But this is a cart/horse thing. Yes, the recall effort was started on the right, and only came to an actual election because Republican Congressmember Darrell Issue pumped a million dollars into the petition campaign, hence the "buying" charge. But Issue put money into the recall campaign only after he realized a peculiar fact: a large number of hard-core California Democratic voters indicated just as much disaffection with Sacramento in general and Davis in particular as are their hard-core Republican neighbors.

This has been a long-time building. The creation of a state governmental apparatus that has been growing increasingly more distant from, and less responsive to, its average citizens, and this feeling comes from both ends of the political spectrum, Oakland and Oxnard alike. There have been a number of attempts to reign this unresponsiveness in from both the left and the right, first in the mass demonstrations and street action of the 60’s and 70’s, later in the passage of such propositions as 13 and term limits, to no apparent avail. The freight train that is state government rumbles on, oblivious, running over all of us here on the ground, liberal and conservative both, if not equally, at least in turn.

Gray Davis has made his own special contributions to the problem. The first is his almost round-the-clock contribution collection machine, coupled with a propensity to favor the interests of contributors over constituents (see his support for the prison guards while teacher pay falls behind, as well as his vetoes of banking privacy laws as just two of many, many examples). Gray Davis did not invent this practice, but few have done it so brazenly.

The second was his dithering during the beginning stages of the energy crisis two years ago, coupled with his subsequent signing of the long-term power contracts. Yes, deregulation was conceived and consummated under a Republican governor (Pete Wilson), and the main gouging was done by energy companies friendly to President Bush. But the latter are out of the reach of California voters. Davis was not.

At least, we thought he wasn’t, until he manipulated the 2002 gubernatorial election. This—not Davis’ bland personality or the state’s alleged nuttiness—is what made the recall go from theory to reality.
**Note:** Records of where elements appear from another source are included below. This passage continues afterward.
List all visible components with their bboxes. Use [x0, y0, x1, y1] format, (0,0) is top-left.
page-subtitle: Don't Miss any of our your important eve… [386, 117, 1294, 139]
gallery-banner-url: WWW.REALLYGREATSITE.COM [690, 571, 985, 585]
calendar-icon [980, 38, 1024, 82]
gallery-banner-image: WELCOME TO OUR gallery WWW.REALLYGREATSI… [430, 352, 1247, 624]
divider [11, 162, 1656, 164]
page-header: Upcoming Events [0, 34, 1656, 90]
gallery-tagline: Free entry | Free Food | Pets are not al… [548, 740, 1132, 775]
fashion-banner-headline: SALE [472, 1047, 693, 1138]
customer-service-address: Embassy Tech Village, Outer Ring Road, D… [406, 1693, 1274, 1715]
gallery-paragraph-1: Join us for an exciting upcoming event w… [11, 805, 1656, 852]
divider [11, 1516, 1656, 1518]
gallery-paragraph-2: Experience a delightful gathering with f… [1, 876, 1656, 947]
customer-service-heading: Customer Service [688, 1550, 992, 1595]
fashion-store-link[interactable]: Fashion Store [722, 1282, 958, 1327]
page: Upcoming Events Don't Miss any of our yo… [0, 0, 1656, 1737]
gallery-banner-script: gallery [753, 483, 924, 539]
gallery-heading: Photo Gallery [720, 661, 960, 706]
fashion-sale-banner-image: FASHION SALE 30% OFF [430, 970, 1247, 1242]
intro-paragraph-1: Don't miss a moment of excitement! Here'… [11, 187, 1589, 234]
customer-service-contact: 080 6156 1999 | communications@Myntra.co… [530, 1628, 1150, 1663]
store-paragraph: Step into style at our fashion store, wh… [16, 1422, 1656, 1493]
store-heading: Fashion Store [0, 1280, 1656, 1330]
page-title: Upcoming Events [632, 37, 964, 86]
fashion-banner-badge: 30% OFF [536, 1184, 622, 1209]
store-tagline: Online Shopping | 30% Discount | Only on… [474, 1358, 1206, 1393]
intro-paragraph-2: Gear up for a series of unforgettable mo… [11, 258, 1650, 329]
An election—when it involves real public debate on important issues—is as much a public catharsis as it is a decision-making process, a vetting of the public bile, a way of getting things out of our system. Davis aborted all of that. He used his considerable campaign treasury to knock the one Republican out of the Republican primary who might have made a decent conversation of last year’s election—Richard Riordan—and then turned the fall election into a "yeah, I’m a son-of-a-bitch, but I’m not as sorry a son-of-bitch as that bastard I maneuvered the Republicans into running against me" contest. Californians didn’t like the choices given.

I didn’t support the recall last winter when they were gathering signatures in the shopping malls, but I must say that I am duly pleased with some of the results. It is immensely satisfying, now that he suddenly needs us, to see the haughty and distant Gray Davis have to squirm and come out of his office, discovering his constituent base. I like to be pandered to, every now and then.

And so, like the elderly man at the AC Transit stop, the recall allows us to flail away with our cane at the passing bus of state. Crazy? Maybe. We risk getting ourselves dragged under the wheels. But these days, that seems to be the only way to get state government to slow its roll and pay us some attention, if only for a fleeting moment. Thank you for that, my Republican friends.